Even then, Abraham was an astute observer — destined, it seems, to be a choreographer.

“I was allowed to be in the space,” he said, “because I wasn’t trying to interfere.”

And the weekly movie group with his dancers? That was key to re-creating the specific feel of those gatherings, how relationships formed amid group laughter, or with a single glance. Watching and discussing films helped Abraham spot where the emotional beats and tensions lay.

“Everything was deepened by those conversations, especially the transitions,” he said. “Transitions are at the heart of dance-making. That’s where a lot of purpose comes in. It’s not putting your hand on someone, but it’s the space between you and that person — that’s where the vulnerability is. Is it passion, is it aggressive, is it loving? What does it mean to go from one section of music to a different energy?”

At a time when covid banished canoodling and normal socializing, watching movies allowed the dancers to zero in on how people behave in group settings, said Catherine Kirk, a 13-year veteran of A.I.M.

“It gave us time to really go deep,” she said. “To look at who we were, and say, ‘Hey, we’ve seen enough of this representation.’ To make sure we’re not being a trope. Or, ‘Hey, I’ve been walking like this, but maybe I can try this instead.’ People took agency to play with their own characters.

“I was battling with, from the jump, making sure I don’t follow this over-representation of a strong Black woman who’s hard and guarded,” added Kirk, who plays a woman who’s good at giving love but isn’t sure about receiving it. She said she took inspiration from the rom-coms, “seeing images of Black joy, and living and thriving in your community, and how that can soften someone.”

But the stage isn’t the only place for socializing. At certain venues, Abraham has designed events he calls “activations” — separate from the show — where the public can play card games with the choreographer. He wants to get people of different ages together to talk and enjoy themselves, particularly older generations.

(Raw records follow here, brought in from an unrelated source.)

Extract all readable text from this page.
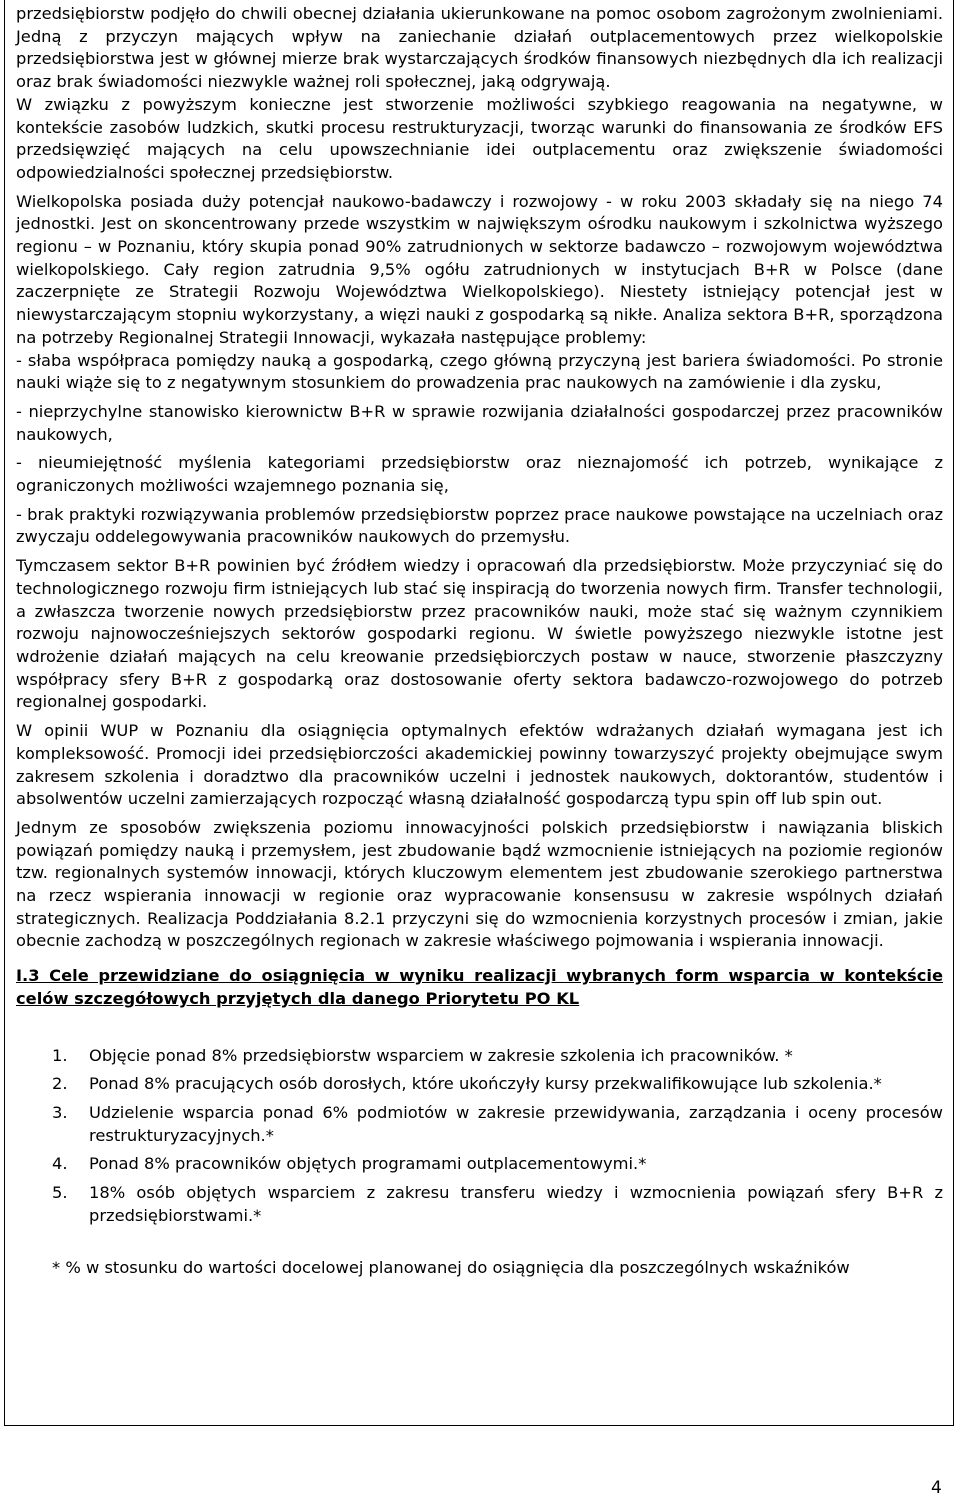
przedsiębiorstw podjęło do chwili obecnej działania ukierunkowane na pomoc osobom zagrożonym zwolnieniami. Jedną z przyczyn mających wpływ na zaniechanie działań outplacementowych przez wielkopolskie przedsiębiorstwa jest w głównej mierze brak wystarczających środków finansowych niezbędnych dla ich realizacji oraz brak świadomości niezwykle ważnej roli społecznej, jaką odgrywają.

W związku z powyższym konieczne jest stworzenie możliwości szybkiego reagowania na negatywne, w kontekście zasobów ludzkich, skutki procesu restrukturyzacji, tworząc warunki do finansowania ze środków EFS przedsięwzięć mających na celu upowszechnianie idei outplacementu oraz zwiększenie świadomości odpowiedzialności społecznej przedsiębiorstw.

Wielkopolska posiada duży potencjał naukowo-badawczy i rozwojowy - w roku 2003 składały się na niego 74 jednostki. Jest on skoncentrowany przede wszystkim w największym ośrodku naukowym i szkolnictwa wyższego regionu – w Poznaniu, który skupia ponad 90% zatrudnionych w sektorze badawczo – rozwojowym województwa wielkopolskiego. Cały region zatrudnia 9,5% ogółu zatrudnionych w instytucjach B+R w Polsce (dane zaczerpnięte ze Strategii Rozwoju Województwa Wielkopolskiego). Niestety istniejący potencjał jest w niewystarczającym stopniu wykorzystany, a więzi nauki z gospodarką są nikłe. Analiza sektora B+R, sporządzona na potrzeby Regionalnej Strategii Innowacji, wykazała następujące problemy:

- słaba współpraca pomiędzy nauką a gospodarką, czego główną przyczyną jest bariera świadomości. Po stronie nauki wiąże się to z negatywnym stosunkiem do prowadzenia prac naukowych na zamówienie i dla zysku,

- nieprzychylne stanowisko kierownictw B+R w sprawie rozwijania działalności gospodarczej przez pracowników naukowych,

- nieumiejętność myślenia kategoriami przedsiębiorstw oraz nieznajomość ich potrzeb, wynikające z ograniczonych możliwości wzajemnego poznania się,

- brak praktyki rozwiązywania problemów przedsiębiorstw poprzez prace naukowe powstające na uczelniach oraz zwyczaju oddelegowywania pracowników naukowych do przemysłu.

Tymczasem sektor B+R powinien być źródłem wiedzy i opracowań dla przedsiębiorstw. Może przyczyniać się do technologicznego rozwoju firm istniejących lub stać się inspiracją do tworzenia nowych firm. Transfer technologii, a zwłaszcza tworzenie nowych przedsiębiorstw przez pracowników nauki, może stać się ważnym czynnikiem rozwoju najnowocześniejszych sektorów gospodarki regionu. W świetle powyższego niezwykle istotne jest wdrożenie działań mających na celu kreowanie przedsiębiorczych postaw w nauce, stworzenie płaszczyzny współpracy sfery B+R z gospodarką oraz dostosowanie oferty sektora badawczo-rozwojowego do potrzeb regionalnej gospodarki.

W opinii WUP w Poznaniu dla osiągnięcia optymalnych efektów wdrażanych działań wymagana jest ich kompleksowość. Promocji idei przedsiębiorczości akademickiej powinny towarzyszyć projekty obejmujące swym zakresem szkolenia i doradztwo dla pracowników uczelni i jednostek naukowych, doktorantów, studentów i absolwentów uczelni zamierzających rozpocząć własną działalność gospodarczą typu spin off lub spin out.

Jednym ze sposobów zwiększenia poziomu innowacyjności polskich przedsiębiorstw i nawiązania bliskich powiązań pomiędzy nauką i przemysłem, jest zbudowanie bądź wzmocnienie istniejących na poziomie regionów tzw. regionalnych systemów innowacji, których kluczowym elementem jest zbudowanie szerokiego partnerstwa na rzecz wspierania innowacji w regionie oraz wypracowanie konsensusu w zakresie wspólnych działań strategicznych. Realizacja Poddziałania 8.2.1 przyczyni się do wzmocnienia korzystnych procesów i zmian, jakie obecnie zachodzą w poszczególnych regionach w zakresie właściwego pojmowania i wspierania innowacji.

I.3 Cele przewidziane do osiągnięcia w wyniku realizacji wybranych form wsparcia w kontekście celów szczegółowych przyjętych dla danego Priorytetu PO KL

1. Objęcie ponad 8% przedsiębiorstw wsparciem w zakresie szkolenia ich pracowników. *
2. Ponad 8% pracujących osób dorosłych, które ukończyły kursy przekwalifikowujące lub szkolenia.*
3. Udzielenie wsparcia ponad 6% podmiotów w zakresie przewidywania, zarządzania i oceny procesów restrukturyzacyjnych.*
4. Ponad 8% pracowników objętych programami outplacementowymi.*
5. 18% osób objętych wsparciem z zakresu transferu wiedzy i wzmocnienia powiązań sfery B+R z przedsiębiorstwami.*

* % w stosunku do wartości docelowej planowanej do osiągnięcia dla poszczególnych wskaźników

4
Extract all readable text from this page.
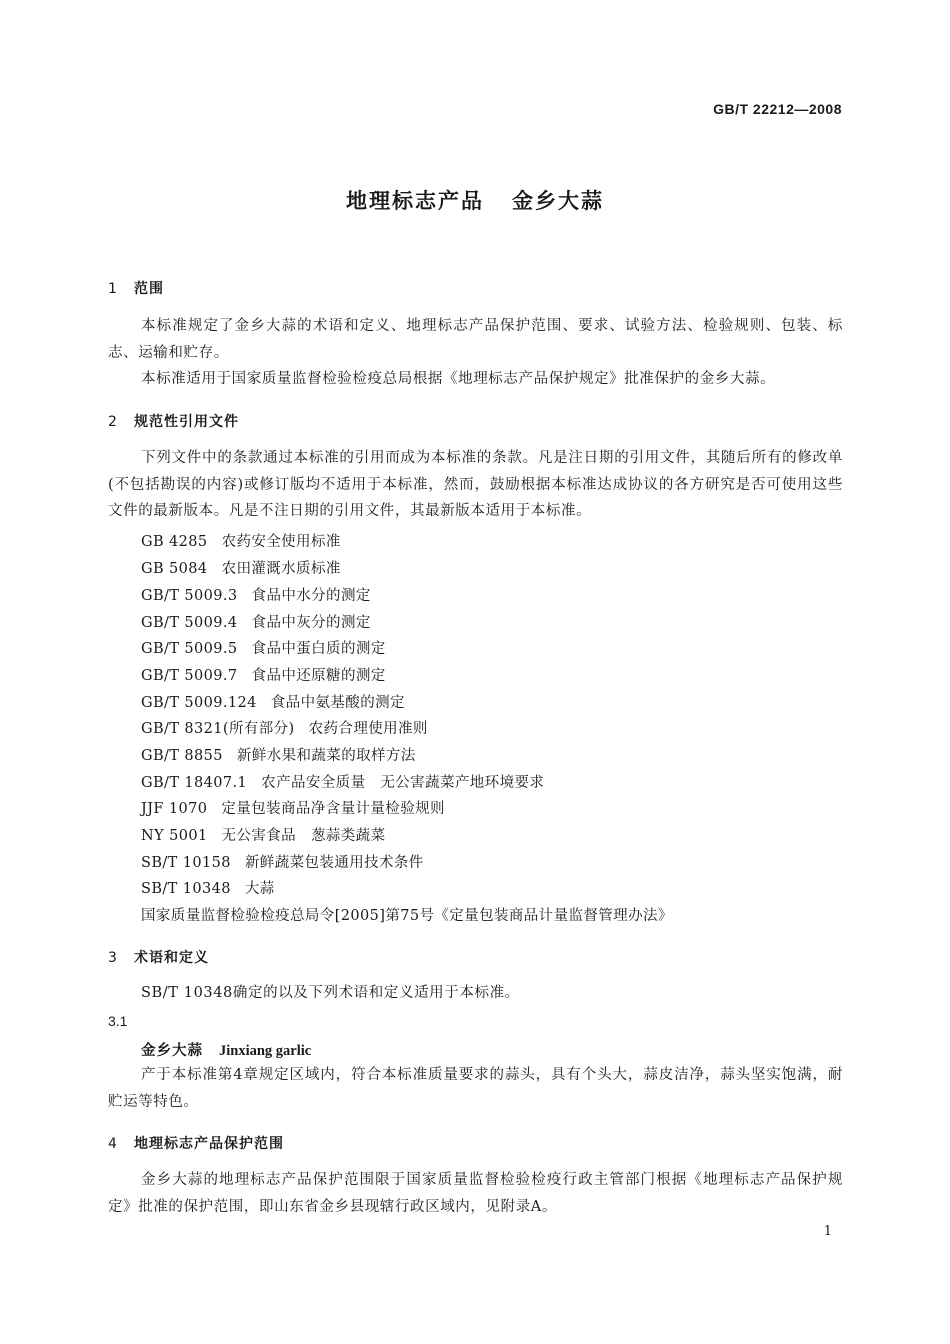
GB/T 22212—2008
地理标志产品 金乡大蒜
1 范围

本标准规定了金乡大蒜的术语和定义、地理标志产品保护范围、要求、试验方法、检验规则、包装、标志、运输和贮存。

本标准适用于国家质量监督检验检疫总局根据《地理标志产品保护规定》批准保护的金乡大蒜。

2 规范性引用文件

下列文件中的条款通过本标准的引用而成为本标准的条款。凡是注日期的引用文件，其随后所有的修改单(不包括勘误的内容)或修订版均不适用于本标准，然而，鼓励根据本标准达成协议的各方研究是否可使用这些文件的最新版本。凡是不注日期的引用文件，其最新版本适用于本标准。

GB 4285 农药安全使用标准
GB 5084 农田灌溉水质标准
GB/T 5009.3 食品中水分的测定
GB/T 5009.4 食品中灰分的测定
GB/T 5009.5 食品中蛋白质的测定
GB/T 5009.7 食品中还原糖的测定
GB/T 5009.124 食品中氨基酸的测定
GB/T 8321(所有部分) 农药合理使用准则
GB/T 8855 新鲜水果和蔬菜的取样方法
GB/T 18407.1 农产品安全质量　无公害蔬菜产地环境要求
JJF 1070 定量包装商品净含量计量检验规则
NY 5001 无公害食品　葱蒜类蔬菜
SB/T 10158 新鲜蔬菜包装通用技术条件
SB/T 10348 大蒜
国家质量监督检验检疫总局令[2005]第75号《定量包装商品计量监督管理办法》
3 术语和定义

SB/T 10348确定的以及下列术语和定义适用于本标准。

3.1
金乡大蒜 Jinxiang garlic

产于本标准第4章规定区域内，符合本标准质量要求的蒜头，具有个头大，蒜皮洁净，蒜头坚实饱满，耐贮运等特色。

4 地理标志产品保护范围

金乡大蒜的地理标志产品保护范围限于国家质量监督检验检疫行政主管部门根据《地理标志产品保护规定》批准的保护范围，即山东省金乡县现辖行政区域内，见附录A。

1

“It serves the work, and it’s also underrated,” Abraham said. “Going to our elders for storytelling, reminding them they’re important to us.”

Such simple pleasures are on Abraham’s mind these days as he juggles outside requests and travel with his company. Increasingly, ballet companies have joined modern-dance groups in commissioning works from him. The Royal Ballet unveiled a premiere last month, and he’s creating another piece for the New York City Ballet in the fall. A.I.M. has a robust touring season ahead. Abraham said that — for a change — he’s thinking beyond dance.

“I’m trying, for the first time, to think about me,” he said. “So much of what I’ve done in making dances is, I was so focused on everyone else’s joy and needs, and I wasn’t thinking about my own. That has to be more at the center.”

What will that look like? Abraham laughed.

“I don’t know. Maybe just playing board games with friends,” he said, “and card games.”